Some stories are written with ink on paper, while others are carved into the heart by time.
This one was never meant to be written.
This post is inspired by the lyrics of 'Don't say you love me' by Jin, from the album Echo. It is partly based on true story & partly fictionalised. Which part is real and which part is fictionalised is for me to know and you to guess.
This story began like most stories people romanticise in retrospect: two college kids in love with music, mischief, and each other’s company. They were in the same class and were part of the same circle. They were always seen together; planning pranks and walking aimlessly for hours, laughing like time would never run out. And somewhere in the middle of a mountain trail, when he offered his hand to help her cross a ridge, she thought, Maybe I don’t have to do everything alone anymore.
That moment felt like a promise. Not in words. Just in the way he held space for her independence and offered care anyway. It cracked something open in her, something she didn’t know had been sealed shut since childhood.
They fell in love. Or she did.
The story should have ended long before it began to rot.
Unfortunately it did not. And so, after a few years of dating, they got married. And slowly, he stopped walking beside her. Not physically, no. He was still there in the literal sense. But he had wandered off in every way that actually mattered. He left her to carry the weight of two families, a job, a home, and the growing silence in between.
He let her burn quietly. Gaslit her when their world struck her with words that wounded deeper than any slap. He watched, shrugged, and called it normal or denied everything and said it never happened. He said he loved her.
But love, she learned, doesn’t ask you to bleed quietly just to keep the peace of one person.
The breaking point wasn’t loud and did not come with announcements or guidelines.

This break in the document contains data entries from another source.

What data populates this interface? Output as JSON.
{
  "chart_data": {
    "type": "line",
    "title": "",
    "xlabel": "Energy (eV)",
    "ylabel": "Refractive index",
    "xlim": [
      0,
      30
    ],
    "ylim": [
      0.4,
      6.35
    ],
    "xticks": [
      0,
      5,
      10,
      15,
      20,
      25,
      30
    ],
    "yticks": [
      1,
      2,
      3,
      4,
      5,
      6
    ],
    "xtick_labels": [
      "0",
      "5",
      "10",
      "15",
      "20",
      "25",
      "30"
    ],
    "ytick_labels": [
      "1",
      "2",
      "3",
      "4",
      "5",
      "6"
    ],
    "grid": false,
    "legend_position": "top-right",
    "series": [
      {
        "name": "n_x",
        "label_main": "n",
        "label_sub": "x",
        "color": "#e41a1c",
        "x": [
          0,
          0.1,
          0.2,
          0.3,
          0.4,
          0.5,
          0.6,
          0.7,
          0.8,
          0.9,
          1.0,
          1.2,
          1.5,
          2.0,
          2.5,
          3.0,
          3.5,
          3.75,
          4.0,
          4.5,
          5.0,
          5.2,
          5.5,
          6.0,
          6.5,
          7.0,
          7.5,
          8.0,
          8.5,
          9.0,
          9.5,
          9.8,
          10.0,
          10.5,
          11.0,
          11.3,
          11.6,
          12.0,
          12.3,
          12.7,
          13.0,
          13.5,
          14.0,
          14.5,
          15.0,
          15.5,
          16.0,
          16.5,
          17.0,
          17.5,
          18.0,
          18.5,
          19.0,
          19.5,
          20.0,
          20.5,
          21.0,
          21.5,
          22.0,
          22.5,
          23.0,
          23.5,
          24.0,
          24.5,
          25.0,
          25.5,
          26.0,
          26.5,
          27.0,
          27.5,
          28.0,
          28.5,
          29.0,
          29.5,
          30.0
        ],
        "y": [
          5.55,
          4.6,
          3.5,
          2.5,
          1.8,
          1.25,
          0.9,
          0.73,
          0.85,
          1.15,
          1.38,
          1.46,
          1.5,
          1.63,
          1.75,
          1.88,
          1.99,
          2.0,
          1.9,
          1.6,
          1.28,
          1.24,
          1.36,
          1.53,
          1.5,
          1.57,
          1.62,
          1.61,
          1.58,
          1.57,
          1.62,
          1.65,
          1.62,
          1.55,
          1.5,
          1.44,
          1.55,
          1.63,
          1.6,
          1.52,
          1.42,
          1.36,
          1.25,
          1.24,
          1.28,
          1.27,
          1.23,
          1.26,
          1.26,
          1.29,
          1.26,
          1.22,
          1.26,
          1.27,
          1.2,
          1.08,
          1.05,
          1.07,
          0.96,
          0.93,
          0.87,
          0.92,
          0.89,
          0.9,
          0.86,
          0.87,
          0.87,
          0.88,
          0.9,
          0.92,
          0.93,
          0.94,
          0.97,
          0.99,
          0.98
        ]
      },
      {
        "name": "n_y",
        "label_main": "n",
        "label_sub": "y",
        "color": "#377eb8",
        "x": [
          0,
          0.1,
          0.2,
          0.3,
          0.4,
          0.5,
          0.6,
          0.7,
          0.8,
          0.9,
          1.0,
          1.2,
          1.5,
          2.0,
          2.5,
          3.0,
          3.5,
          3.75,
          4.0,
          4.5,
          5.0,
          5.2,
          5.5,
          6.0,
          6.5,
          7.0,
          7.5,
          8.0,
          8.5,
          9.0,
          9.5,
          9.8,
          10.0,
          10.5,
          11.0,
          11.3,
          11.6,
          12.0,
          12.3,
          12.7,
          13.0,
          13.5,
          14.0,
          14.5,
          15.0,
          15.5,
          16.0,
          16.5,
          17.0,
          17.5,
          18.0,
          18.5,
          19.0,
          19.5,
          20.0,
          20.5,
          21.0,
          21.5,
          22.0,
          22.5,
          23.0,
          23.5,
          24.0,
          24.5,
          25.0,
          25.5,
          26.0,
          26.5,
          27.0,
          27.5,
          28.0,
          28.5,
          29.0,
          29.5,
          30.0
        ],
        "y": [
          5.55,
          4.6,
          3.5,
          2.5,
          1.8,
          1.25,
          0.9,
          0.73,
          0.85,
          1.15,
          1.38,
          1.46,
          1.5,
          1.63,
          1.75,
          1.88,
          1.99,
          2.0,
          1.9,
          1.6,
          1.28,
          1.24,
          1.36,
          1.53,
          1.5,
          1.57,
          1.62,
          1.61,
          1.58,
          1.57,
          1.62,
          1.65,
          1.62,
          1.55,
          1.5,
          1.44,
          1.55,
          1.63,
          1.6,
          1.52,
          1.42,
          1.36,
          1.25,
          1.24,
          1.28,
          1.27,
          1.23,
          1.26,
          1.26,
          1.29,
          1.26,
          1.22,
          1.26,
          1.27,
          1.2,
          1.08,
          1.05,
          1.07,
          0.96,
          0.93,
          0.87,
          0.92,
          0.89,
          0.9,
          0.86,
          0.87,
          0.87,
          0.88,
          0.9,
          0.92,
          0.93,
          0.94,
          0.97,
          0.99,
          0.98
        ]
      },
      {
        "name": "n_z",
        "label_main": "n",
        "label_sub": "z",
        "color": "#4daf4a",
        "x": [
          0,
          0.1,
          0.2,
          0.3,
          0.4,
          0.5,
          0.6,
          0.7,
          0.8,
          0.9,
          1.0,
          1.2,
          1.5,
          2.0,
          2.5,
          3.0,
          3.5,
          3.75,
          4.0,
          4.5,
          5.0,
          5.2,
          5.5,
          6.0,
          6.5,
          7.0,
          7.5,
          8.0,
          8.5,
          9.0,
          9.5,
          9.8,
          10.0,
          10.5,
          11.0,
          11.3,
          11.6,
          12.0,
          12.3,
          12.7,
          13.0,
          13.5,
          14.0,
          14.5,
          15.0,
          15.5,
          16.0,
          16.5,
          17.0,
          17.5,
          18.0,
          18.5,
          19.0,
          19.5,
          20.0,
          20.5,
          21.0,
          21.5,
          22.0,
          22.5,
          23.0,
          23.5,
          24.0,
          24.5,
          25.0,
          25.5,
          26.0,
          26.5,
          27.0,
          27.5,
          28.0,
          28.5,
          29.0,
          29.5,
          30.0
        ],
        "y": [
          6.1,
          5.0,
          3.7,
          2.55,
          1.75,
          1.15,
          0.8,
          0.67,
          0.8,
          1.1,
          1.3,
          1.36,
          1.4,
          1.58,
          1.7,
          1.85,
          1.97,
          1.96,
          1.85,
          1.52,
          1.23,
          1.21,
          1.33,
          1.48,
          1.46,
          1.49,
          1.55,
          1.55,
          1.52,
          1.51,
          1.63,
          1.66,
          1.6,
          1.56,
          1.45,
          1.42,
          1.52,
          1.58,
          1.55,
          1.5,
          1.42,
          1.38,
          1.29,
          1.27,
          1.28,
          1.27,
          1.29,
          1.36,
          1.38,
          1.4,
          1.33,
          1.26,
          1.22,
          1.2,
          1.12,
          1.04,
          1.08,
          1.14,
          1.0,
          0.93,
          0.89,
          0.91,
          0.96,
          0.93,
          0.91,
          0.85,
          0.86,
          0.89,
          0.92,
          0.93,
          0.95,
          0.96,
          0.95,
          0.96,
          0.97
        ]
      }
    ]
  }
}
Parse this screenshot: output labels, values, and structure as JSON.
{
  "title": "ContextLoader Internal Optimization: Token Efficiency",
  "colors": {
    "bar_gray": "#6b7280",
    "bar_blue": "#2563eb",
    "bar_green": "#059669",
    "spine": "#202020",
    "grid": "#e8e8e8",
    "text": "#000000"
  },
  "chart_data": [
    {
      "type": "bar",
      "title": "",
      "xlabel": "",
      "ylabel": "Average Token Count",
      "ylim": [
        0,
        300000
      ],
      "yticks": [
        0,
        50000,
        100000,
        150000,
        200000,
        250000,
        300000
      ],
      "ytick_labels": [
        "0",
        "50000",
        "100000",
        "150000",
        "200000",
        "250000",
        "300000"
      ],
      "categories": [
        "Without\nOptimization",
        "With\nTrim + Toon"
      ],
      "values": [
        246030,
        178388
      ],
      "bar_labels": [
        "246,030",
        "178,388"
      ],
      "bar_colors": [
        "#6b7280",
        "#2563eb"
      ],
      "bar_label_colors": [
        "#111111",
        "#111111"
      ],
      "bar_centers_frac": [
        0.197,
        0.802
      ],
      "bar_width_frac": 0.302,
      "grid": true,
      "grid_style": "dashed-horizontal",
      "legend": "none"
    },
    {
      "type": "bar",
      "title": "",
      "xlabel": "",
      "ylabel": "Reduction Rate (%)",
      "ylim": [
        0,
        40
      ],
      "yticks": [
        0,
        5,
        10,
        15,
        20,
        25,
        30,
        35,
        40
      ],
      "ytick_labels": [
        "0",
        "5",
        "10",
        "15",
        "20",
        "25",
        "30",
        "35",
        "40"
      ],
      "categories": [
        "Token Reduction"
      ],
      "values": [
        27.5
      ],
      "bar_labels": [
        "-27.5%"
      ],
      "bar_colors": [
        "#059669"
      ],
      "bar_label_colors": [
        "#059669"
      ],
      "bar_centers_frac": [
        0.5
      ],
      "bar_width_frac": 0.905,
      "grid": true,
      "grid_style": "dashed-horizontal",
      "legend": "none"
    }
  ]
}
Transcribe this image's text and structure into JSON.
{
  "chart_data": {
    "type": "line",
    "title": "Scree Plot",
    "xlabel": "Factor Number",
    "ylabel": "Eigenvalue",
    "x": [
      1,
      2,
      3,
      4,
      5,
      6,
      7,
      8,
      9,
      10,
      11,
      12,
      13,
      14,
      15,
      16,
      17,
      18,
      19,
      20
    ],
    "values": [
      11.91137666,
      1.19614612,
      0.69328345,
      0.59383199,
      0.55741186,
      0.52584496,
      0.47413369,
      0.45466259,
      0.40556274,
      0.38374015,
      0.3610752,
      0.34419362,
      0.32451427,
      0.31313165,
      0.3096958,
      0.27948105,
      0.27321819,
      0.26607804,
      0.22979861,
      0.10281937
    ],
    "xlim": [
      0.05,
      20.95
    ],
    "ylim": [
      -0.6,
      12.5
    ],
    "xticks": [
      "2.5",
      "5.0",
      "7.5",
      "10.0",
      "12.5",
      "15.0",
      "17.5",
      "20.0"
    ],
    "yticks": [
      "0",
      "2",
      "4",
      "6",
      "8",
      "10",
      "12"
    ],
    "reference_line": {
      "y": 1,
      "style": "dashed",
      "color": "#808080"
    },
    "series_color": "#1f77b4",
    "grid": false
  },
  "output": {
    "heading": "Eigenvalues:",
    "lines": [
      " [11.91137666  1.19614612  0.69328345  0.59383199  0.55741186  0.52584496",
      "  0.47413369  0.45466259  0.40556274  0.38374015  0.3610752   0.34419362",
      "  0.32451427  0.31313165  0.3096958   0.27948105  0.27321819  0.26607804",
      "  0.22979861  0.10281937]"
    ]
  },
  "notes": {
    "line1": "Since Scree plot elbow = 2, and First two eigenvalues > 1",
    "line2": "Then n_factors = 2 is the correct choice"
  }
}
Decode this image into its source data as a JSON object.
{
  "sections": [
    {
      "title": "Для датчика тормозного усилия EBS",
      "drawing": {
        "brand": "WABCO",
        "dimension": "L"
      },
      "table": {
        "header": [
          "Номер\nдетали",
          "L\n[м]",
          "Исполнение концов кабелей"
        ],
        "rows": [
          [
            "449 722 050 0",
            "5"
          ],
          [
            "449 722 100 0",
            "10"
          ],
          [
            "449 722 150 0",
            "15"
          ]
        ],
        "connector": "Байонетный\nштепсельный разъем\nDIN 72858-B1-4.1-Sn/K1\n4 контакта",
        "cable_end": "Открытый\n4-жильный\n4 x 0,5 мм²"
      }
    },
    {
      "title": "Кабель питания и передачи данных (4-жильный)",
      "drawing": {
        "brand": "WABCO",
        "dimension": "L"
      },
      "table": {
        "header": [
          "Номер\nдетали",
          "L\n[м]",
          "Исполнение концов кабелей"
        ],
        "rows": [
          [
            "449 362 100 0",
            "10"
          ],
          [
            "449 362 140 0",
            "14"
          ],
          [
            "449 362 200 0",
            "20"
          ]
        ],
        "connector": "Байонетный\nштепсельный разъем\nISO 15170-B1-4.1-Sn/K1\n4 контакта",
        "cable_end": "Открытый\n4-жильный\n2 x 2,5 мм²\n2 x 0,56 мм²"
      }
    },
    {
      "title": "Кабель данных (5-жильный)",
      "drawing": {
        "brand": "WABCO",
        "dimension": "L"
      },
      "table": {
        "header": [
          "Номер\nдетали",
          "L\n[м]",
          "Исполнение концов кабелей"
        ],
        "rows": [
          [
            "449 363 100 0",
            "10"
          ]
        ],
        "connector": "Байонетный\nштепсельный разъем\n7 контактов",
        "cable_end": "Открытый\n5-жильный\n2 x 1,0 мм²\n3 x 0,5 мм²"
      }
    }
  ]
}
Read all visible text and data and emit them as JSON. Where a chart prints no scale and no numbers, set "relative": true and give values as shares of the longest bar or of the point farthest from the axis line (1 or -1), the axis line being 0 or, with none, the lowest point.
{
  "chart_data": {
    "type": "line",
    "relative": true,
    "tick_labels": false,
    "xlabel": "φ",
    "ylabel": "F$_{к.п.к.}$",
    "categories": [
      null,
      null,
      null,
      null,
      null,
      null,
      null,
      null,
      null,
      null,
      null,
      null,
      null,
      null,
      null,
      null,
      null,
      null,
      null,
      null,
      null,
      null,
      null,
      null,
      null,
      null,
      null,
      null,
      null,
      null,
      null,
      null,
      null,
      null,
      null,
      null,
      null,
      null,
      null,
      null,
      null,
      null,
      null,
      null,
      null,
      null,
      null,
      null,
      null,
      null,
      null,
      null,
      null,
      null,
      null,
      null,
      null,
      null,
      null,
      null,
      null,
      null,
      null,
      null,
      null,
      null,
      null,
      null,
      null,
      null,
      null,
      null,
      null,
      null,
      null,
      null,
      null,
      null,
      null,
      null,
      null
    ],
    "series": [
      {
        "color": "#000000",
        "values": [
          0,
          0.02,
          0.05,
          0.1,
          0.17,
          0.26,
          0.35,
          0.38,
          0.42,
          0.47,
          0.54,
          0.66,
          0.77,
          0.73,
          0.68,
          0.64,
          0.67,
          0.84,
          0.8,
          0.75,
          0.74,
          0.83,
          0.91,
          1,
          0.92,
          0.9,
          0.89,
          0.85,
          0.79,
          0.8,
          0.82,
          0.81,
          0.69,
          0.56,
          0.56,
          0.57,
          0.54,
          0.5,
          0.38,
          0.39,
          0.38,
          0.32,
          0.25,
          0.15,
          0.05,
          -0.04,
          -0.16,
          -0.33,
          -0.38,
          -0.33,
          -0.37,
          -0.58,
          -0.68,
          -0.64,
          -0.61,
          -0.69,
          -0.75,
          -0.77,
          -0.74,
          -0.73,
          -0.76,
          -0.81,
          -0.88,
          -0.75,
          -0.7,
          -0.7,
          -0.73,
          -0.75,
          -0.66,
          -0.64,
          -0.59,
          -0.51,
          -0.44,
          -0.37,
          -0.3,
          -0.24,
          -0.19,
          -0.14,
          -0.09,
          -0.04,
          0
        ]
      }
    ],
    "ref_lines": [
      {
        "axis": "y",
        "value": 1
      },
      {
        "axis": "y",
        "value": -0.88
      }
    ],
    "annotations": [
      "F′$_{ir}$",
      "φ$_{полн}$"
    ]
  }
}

It came when she fell sick and the fever wouldn’t let go for long months. He didn’t check on her. He didn’t help. He didn’t care. The man who once reached out to catch her on rocky mountain trails now wouldn’t so much as lift a finger when she was falling apart.
Physically. Mentally. Emotionally.
And that’s when the lyrics came to her. Like a cold truth whispered through, Jin’s voice shining as always:
Don't tell me that you're gonna miss me
Just tell me that you wanna kill me
Don't say that you love me 'cause it hurts the most
You just gotta let me go
Because if this was love, she didn’t want it.
Now, she feels… nothing.
No rage. No heartbreak. Just stillness.
She looks at that chapter like an old coat in the back of her closet — heavy, shapeless, no longer hers. She survived 15 long years with him. She can survive anything. She’s stronger. Sharper. More cynical, maybe, but also less willing to settle for anything less than real.
This story should have never been.
But it was.
And now, it’s hers to end... in truth, not in silence.